On its initial broadcast, the episode was watched by 2.998 million viewers. It received generally positive reviews from critics, with TV Guide ranking the episode No. 95 in its 2009 list of "TV's Top 100 Episodes of All Time". BuddyTV's Don Williams deemed the finale "absolutely fantastic", and ranked it tenth on his list of the top Supernatural episodes of the first three seasons. Although he "respected the show for having the guts to follow through with [Dean's] deal"—the ending was a "complete jaw-dropper"—he pointed out the previous times the Winchesters have died and were subsequently resurrected. Memorable moments for Williams include Sam and Dean singing "Wanted Dead or Alive", and Dean admitting that his love for Sam is his main weakness. Likewise, TV Guides Tina Charles described the episode as "creepy and suspenseful and funny and sad and just plain awesome", and felt it came close to outdoing the first-season finale "Devil's Trap". Especially praised were the actors' performances. Padalecki "totally stepped up to the plate and knocked one out of the park", and Ackles was "nine kinds of awesome". On the latter, Charles noted, "From acting out Dean's stubborn ways, his inappropriate humor, those crushing looks of despair and doom and Dean's death, the man can play it all." McCormick was described as "creepy", leading to Charles' "huge compliment" of comparing the episode to The Twilight Zone. For the critic, the "totally unexpected" Bon Jovi sing-along "totally rocked" and has "instantly become a classic". Her main disappointment with the episode, however, was the lack of Sam "going dark side". Maureen Ryan of the Chicago Tribune listed the episode as one of the "gems" of the third season, and believed it likely to end up as one of her "Favorite 'Supernatural' Episodes of All Time". The San Diego Union-Tribunes Karla Peterson agreed, giving the episode a grade of A−. Although it "got off to a shaky start with some weirdly paced scenes", it ended up a "finale that wrapped us in sticky threads of old fears, mind-bending new business and one awesome Bon Jovi song".

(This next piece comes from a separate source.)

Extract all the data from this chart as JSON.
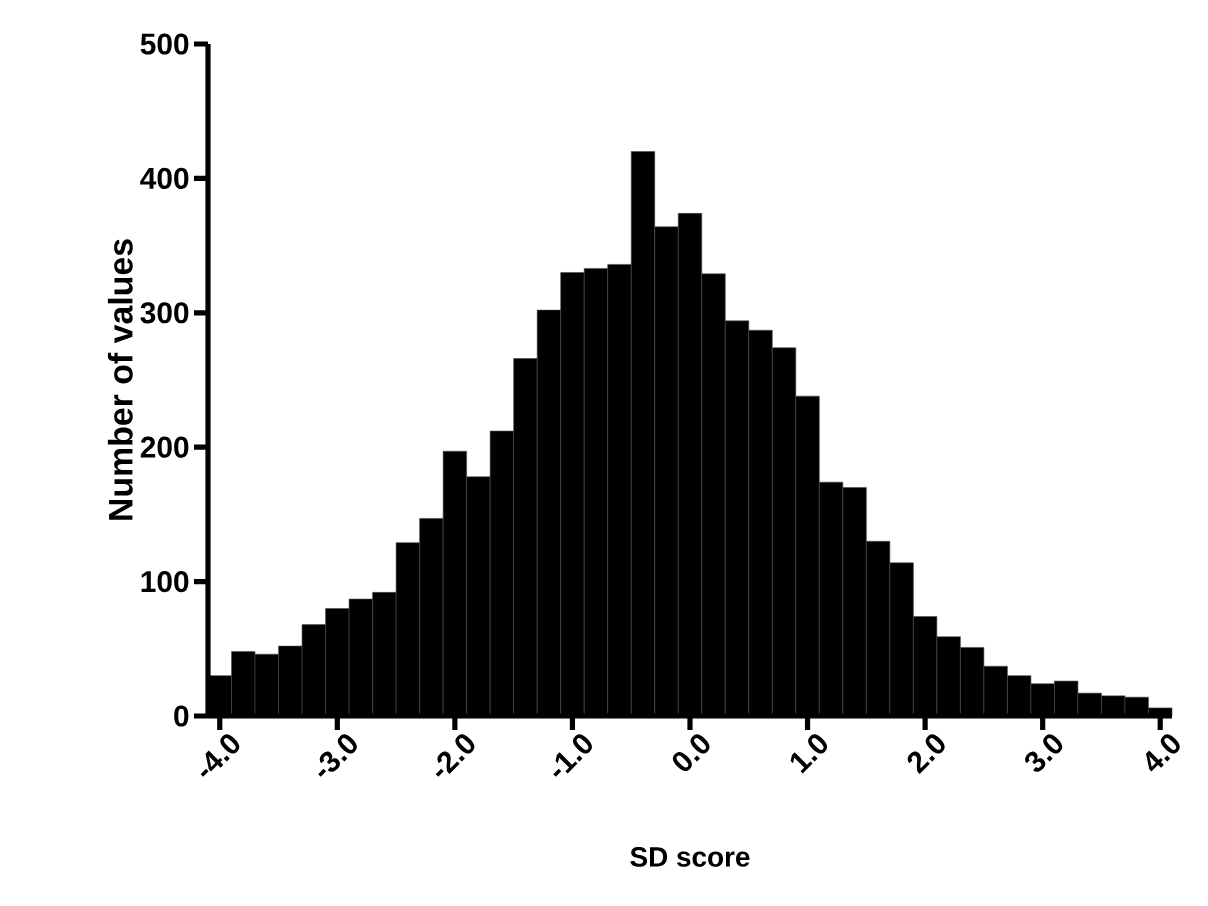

Brett Love of TV Squad, on the other hand, "[stopped] short of calling [it] an excellent finale". While the deal's payoff was "fantastic"—he was surprised by Dean's death, and looked forward to its implications for the fourth season—Love was slightly disappointed with Lilith. McCormick "impressed" him as Lilith, but he did not find her as "menacing and scary" as Fredric Lehne's Azazel. The villain's storyline of terrorizing a family would have made a "great regular episode", but was not epic enough for a finale. Diana Steenbergen of IGN felt the scenes of Lilith's shore leave briefly "[dragged] the episode down" because the viewers "understood the situation quickly enough". She otherwise liked the episode, and gave it a score of 8.9 out of 10. Steenbergen enjoyed the "first-rate brotherly scenes", and was happy that the series followed through with its promise of sending Dean to Hell, commenting that the related hellhound attack was "one of the scariest things the show has done yet". Like Charles, she applauded the acting, noting that "we feel [Dean's] fear as the deadline approaches". She went on to write that Padalecki's "best moments are in the barely contained rage at his inability to save his brother, and in his grief at losing Dean", while "Lilith and her little girl mannerisms in Ruby's body were far more chilling, and interesting, than Ruby's tough chick persona ever has been".